Publication year - 2006
Publication title -
american journal of physical anthropology
Language(s) - English
Resource type - Journals
SCImago Journal Rank - 1.146
H-Index - 119
eISSN - 1096-8644
pISSN - 0002-9483
DOI - 10.1002/ajpa.20231
Subject(s) - cape , later stone age , biome , holocene , foraging , geography , pastoralism , population , δ13c , ecology , physical geography , biology , stable isotope ratio , livestock , archaeology , demography , pleistocene , physics , quantum mechanics , ecosystem , sociology
Temporal and geographic variability in adult body size can be a useful indicator of a population's adaptation.

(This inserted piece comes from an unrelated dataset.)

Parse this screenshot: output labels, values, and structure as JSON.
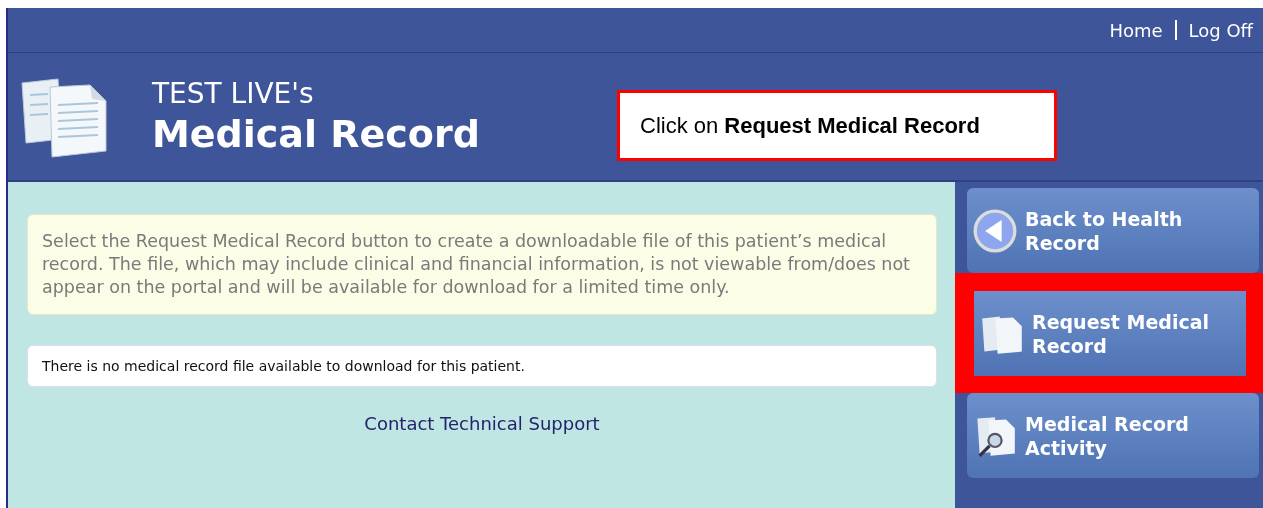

The southern African Cape supported foraging populations exclusively until some pastoralism is seen, ca. 2000 BP. This paper describes and interprets body‐size patterns among foragers, as deduced from maximum femoral lengths and femoral head diameters, using 127 individually dated adult skeletons from the western (70) and southern (57) regions of the Cape (64 male, 60 female, 3 sex undetermined). Estimated statures are comparable to historic Khoesan samples, but show lower values and greater variance during the fifth/fourth millennium before the present among both sexes and both biomes. Variation in femoral length does not correlate with diet protein, as reflected in stable isotope (δ 13 C and δ 15 N) values. Positive correlations between femoral head diameter and isotopic indicators suggest greater body mass with more reliance on marine protein. A decline in femoral length begins at around 4000 BP, a time when archaeologists suggest that population growth led to the incorporation of lower‐ranked food resources, and to reduced mobility. A clearly identifiable linear recovery, beginning at around 3000 BP, greatly predates the earliest evidence of pastoralism on the Cape. Apparent problems of food sufficiency were addressed and solved, within a hunting and gathering economy. Am J Phys Anthropol, 2006. © 2005 Wiley‐Liss, Inc.